The Standard SQL TBE Pipeline
If you are using TBE perturbation with a SQL database,
it is recommended that you simply include sql_tbe_pipeline
in your settings file.
This is the same as adding the following definitions to your settings file:
transform_definitions:
sql_tbe_pipeline:
reference: protari.transform.Compose
parameters:
transform_sequence:
- parse_aggregation_query
- check_query_size
- check_field_exclusions
- get_sql_top_rows
- tbe_replace
- get_aggregated_sql_data
- check_sparsity
- pad_if_requested
- tbe_perturb
- finish
parse_aggregation_query:
reference: protari.transform.ParseAggregationQuery
get_aggregated_sql_data:
reference: protari.transform.GetAggregatedSqlData
pad_if_requested:
reference: protari.transform.Pad
parameters:
allow_query_override: true
tbe_perturb:
reference: protari.transform.TBEPerturb
get_sql_top_rows:
reference: protari.transform.AddFunctionData
parameters:
function_types:
- sum
- mean
- sum_product
- mean_product
reference: protari.transform.get_aggregated_data.get_aggregated_flat_sql_data.get_top_rows_by_abs_value
parameters:
record_key_name: "{tbe_perturb.record_key_name}"
value_tiebreaker_name: "{tbe_perturb.record_key_name}"
check_query_size:
reference: protari.transform.CheckQuerySize
check_field_exclusions:
reference: protari.transform.CheckFieldExclusions
check_sparsity:
reference: protari.transform.CheckSparsity
tbe_replace:
reference: protari.transform.Replace
parameters:
function_mapping:
count:
- count {}
- unweighted_count {} # Required for TBE perturbation and sparsity check.
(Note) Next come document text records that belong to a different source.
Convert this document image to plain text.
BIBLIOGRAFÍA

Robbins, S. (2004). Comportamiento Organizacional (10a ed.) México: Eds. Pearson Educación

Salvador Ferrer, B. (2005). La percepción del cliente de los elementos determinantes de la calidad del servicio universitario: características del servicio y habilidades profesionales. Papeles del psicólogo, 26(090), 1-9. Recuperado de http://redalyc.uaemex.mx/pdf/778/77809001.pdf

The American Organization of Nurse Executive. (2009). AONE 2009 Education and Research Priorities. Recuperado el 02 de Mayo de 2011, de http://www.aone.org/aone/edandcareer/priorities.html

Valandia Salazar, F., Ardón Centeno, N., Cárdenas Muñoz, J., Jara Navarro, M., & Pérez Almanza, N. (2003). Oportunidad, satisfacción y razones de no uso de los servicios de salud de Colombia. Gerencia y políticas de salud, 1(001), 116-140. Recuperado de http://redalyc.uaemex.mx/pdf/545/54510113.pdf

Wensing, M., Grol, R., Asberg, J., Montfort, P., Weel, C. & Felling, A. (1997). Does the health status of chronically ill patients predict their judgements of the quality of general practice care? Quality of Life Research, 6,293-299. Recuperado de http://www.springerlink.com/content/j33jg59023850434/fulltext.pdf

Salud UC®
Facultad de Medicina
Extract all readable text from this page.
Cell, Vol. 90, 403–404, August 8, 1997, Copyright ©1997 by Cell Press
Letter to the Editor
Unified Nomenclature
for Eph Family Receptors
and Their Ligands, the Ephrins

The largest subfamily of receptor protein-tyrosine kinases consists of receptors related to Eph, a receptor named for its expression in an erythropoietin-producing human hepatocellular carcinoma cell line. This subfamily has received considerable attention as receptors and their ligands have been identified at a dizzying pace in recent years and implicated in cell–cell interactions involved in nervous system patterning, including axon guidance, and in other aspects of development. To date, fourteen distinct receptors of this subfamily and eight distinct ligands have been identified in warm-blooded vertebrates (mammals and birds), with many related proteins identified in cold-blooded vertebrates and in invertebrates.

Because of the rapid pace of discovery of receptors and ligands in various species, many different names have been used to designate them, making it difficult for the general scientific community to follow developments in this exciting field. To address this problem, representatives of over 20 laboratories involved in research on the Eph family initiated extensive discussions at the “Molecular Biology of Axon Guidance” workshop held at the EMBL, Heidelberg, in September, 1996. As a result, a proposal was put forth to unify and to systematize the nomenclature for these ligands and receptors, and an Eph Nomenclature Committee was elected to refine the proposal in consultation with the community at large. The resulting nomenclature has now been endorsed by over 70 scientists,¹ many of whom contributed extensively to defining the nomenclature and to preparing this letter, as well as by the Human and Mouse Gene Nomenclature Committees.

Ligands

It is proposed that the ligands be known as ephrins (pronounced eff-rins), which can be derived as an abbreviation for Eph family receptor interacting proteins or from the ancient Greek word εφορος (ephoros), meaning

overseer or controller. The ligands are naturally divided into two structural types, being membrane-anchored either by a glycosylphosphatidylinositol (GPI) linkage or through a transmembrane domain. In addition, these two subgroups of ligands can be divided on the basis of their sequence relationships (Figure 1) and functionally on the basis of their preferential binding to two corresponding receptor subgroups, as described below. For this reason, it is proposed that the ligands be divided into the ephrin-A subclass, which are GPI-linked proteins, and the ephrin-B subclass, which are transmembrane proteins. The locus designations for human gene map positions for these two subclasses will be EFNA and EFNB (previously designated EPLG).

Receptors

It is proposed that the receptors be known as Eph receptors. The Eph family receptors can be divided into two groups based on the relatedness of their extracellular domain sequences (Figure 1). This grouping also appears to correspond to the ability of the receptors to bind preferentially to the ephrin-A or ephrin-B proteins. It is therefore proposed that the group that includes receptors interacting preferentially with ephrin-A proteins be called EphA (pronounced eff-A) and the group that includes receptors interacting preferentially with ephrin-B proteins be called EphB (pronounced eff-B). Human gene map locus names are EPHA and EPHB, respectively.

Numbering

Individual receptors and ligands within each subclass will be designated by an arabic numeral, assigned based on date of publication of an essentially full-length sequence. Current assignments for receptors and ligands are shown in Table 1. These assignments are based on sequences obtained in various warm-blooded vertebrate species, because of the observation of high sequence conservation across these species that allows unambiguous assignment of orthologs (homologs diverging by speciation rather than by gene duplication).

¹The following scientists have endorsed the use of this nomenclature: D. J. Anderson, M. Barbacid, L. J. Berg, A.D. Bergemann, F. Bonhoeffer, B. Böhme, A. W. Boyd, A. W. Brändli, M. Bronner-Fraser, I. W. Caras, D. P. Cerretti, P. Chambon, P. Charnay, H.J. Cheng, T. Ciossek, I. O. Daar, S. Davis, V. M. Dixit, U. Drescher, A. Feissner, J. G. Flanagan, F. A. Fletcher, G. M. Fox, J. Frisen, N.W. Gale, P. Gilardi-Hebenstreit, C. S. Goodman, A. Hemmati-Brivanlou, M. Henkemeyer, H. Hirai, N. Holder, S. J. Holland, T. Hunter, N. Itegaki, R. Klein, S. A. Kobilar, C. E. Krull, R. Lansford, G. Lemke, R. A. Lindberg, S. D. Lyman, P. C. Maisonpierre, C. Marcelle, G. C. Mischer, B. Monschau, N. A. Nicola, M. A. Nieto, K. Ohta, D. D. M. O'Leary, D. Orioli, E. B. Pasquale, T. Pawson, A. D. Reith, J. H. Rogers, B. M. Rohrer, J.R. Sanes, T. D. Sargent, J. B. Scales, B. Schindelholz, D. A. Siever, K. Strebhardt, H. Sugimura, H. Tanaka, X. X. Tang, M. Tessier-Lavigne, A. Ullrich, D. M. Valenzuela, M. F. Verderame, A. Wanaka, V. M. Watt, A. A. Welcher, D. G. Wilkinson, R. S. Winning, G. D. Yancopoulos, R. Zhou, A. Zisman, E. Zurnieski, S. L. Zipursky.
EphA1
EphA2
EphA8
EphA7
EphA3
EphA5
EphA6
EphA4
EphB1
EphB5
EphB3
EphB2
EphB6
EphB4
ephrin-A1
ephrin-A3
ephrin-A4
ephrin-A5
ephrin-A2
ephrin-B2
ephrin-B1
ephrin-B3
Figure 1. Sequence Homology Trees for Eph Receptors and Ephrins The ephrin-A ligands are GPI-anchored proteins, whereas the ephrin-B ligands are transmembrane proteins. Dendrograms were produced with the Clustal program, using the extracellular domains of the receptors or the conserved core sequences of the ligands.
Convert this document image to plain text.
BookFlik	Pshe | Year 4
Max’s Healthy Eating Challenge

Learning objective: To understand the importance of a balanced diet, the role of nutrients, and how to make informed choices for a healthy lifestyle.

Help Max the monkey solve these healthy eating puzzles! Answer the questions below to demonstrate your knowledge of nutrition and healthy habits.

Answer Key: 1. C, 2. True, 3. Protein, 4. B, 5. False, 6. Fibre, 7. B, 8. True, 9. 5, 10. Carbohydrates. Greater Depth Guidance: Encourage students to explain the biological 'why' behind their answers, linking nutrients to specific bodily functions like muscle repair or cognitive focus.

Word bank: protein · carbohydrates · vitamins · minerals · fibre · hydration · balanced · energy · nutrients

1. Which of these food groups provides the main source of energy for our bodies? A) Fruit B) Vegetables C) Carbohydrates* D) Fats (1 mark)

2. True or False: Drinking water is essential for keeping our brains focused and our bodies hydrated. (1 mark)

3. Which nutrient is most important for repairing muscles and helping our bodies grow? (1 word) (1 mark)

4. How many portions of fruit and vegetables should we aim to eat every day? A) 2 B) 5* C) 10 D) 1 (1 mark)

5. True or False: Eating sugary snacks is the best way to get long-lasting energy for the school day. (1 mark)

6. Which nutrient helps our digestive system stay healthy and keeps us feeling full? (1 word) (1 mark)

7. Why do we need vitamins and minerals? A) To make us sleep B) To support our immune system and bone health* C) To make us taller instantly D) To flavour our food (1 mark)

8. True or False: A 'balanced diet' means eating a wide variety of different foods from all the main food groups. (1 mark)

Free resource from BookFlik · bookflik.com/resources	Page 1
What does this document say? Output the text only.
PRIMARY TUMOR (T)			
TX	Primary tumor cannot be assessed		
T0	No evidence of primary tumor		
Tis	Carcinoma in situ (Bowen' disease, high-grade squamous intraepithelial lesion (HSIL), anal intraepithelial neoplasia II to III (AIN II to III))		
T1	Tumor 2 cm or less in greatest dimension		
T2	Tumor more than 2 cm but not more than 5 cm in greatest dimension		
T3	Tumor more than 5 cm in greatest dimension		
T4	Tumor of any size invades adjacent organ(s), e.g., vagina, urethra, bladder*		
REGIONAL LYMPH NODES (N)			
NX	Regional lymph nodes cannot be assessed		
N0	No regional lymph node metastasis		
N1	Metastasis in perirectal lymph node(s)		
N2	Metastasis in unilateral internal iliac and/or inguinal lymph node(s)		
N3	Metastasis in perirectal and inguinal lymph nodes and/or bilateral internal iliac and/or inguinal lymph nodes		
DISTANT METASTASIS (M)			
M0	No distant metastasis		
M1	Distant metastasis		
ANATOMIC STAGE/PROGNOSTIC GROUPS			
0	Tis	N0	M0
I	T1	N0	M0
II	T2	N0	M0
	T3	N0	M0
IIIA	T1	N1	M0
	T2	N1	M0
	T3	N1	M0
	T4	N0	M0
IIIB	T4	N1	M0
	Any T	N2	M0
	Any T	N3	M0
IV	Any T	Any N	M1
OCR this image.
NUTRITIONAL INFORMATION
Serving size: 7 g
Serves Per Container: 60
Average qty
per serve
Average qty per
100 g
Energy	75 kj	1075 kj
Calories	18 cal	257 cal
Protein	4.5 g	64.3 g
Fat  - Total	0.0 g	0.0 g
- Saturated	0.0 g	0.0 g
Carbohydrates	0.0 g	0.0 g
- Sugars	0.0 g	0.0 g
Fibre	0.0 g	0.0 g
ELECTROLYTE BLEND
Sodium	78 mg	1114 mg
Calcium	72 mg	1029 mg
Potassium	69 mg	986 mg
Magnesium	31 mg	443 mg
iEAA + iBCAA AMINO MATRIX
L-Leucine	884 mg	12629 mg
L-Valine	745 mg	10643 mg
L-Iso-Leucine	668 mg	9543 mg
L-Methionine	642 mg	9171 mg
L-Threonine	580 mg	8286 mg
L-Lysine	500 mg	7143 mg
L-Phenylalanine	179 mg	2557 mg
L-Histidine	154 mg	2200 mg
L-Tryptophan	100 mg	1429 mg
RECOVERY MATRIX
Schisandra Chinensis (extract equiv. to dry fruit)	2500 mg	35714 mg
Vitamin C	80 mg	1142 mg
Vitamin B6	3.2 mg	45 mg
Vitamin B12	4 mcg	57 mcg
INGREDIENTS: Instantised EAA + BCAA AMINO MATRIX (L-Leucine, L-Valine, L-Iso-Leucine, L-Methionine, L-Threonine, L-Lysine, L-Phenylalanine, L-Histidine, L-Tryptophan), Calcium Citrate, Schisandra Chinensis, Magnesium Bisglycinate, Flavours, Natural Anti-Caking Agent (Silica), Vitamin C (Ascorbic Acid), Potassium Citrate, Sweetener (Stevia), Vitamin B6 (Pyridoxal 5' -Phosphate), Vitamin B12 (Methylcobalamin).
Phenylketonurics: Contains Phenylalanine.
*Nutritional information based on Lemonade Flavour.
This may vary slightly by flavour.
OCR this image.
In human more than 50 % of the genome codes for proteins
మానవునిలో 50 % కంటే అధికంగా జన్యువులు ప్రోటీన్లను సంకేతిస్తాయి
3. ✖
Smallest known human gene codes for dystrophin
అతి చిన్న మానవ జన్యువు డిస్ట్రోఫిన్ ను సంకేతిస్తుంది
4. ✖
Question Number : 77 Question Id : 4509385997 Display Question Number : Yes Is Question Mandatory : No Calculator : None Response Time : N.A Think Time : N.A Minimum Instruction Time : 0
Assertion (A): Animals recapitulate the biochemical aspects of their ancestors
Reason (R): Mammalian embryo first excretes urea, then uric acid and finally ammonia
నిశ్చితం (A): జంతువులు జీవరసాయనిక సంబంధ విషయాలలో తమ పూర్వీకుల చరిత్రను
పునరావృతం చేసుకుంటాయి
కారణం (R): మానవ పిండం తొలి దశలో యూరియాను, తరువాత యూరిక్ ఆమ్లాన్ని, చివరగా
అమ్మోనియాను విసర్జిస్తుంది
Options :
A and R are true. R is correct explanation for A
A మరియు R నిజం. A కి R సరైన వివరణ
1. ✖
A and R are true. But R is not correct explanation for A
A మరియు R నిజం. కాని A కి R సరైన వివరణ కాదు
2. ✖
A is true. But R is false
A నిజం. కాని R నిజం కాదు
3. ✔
- unweighted_sum {tbe_perturb.record_key_name} # Required for TBE perturbation.
sum:
- sum {} # Could use either {} or {0}, since only one argument.
- count {} # Required for TBE perturbation.
- unweighted_count {} # Required for TBE perturbation and sparsity check.
- unweighted_sum {tbe_perturb.record_key_name} # Required for TBE perturbation.
mean:
- sum {} # Required for TBE perturbation.
- count {} # Required for TBE perturbation.
- unweighted_count {} # Required for TBE perturbation and sparsity check.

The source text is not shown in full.